A few days and some teary goodbyes later, I was in a tank on my way to the new base with some of its newer members. On the second day of the drive, I met Sam, who had joined the army just a few months earlier and had yet to fight a single battle. He asked me what serving was like, and when I started telling my war stories, he couldn’t get enough of them. His eyes gleamed with wonder and hope that he might one day find his own stories of how he helped people. I didn’t have the heart to tell him that at one point things just blended into a giant blur, and every day just became another day on the job. I wish he had the chance to experience that—experience anything more than he got to, but at that moment, the universe was turned upside down and fire engulfed our world.

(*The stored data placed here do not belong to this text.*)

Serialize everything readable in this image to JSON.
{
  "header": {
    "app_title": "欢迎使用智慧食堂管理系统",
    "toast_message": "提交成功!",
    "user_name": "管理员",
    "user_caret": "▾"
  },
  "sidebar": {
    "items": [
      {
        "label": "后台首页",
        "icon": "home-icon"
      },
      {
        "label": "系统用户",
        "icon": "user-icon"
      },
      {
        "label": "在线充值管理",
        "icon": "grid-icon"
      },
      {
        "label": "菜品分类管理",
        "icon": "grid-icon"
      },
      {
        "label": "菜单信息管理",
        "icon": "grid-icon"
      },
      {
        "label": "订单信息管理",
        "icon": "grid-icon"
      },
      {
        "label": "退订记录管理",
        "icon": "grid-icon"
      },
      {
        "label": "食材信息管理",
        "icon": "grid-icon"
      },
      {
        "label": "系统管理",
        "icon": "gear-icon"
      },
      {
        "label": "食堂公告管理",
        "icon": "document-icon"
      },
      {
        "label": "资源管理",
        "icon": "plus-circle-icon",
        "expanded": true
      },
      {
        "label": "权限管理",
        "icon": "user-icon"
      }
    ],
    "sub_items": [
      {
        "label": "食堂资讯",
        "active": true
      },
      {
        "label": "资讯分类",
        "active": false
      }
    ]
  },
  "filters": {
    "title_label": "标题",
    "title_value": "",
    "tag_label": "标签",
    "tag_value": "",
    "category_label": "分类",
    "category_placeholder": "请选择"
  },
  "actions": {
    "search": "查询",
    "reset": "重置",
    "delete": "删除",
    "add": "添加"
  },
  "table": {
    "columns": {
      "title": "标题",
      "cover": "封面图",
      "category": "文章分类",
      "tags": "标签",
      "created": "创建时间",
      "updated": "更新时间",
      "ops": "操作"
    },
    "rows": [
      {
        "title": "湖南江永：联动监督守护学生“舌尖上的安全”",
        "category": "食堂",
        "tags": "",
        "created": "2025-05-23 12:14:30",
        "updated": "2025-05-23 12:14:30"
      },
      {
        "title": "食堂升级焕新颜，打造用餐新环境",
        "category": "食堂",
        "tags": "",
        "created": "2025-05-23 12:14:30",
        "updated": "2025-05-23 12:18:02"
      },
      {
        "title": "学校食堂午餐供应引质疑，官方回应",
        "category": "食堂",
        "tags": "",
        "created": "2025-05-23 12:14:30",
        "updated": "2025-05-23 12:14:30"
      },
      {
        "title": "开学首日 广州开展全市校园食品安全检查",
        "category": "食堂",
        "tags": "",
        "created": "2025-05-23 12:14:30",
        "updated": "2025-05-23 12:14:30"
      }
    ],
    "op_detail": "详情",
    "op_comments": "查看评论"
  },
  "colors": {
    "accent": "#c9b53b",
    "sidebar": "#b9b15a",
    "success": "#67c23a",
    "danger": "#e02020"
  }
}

A German fighter plane dropped a cluster bomb directly onto our vehicle, turning the roof above us into razor-sharp shrapnel and flooding our vehicle with relentless heat. When I finally made sense of everything, the first person I saw, if you could call him that anymore, was Sam. The right side of his body was burned to a crisp, and he was covered in lacerations from his lifeless eyes down to his melting rubber boots. Then, I noticed my own injuries. The left side of my body was completely numb, my nerve endings burned so thoroughly that they couldn't process the immense pain I should have felt. My green uniform was shredded into ribbons, and blood sputtered out from where chunks of molten steel had lodged themselves in my chest. I missed my parents and my friends. I wished I could have looked them in the eyes one last time and told them how much they meant to me. I wished I could have lived on to help more people. I still don’t understand why we died that day; the plane could have easily flown right by without noticing us, but that isn’t relevant. In the end, it was just another day on the job, a day that happened to be my last.

As a soldier, you go into every day knowing it could be your last, but all that matters to me is that others take my place. As long as there are people out there who push themselves and others to achieve their true potential, there is still hope for this war-torn world.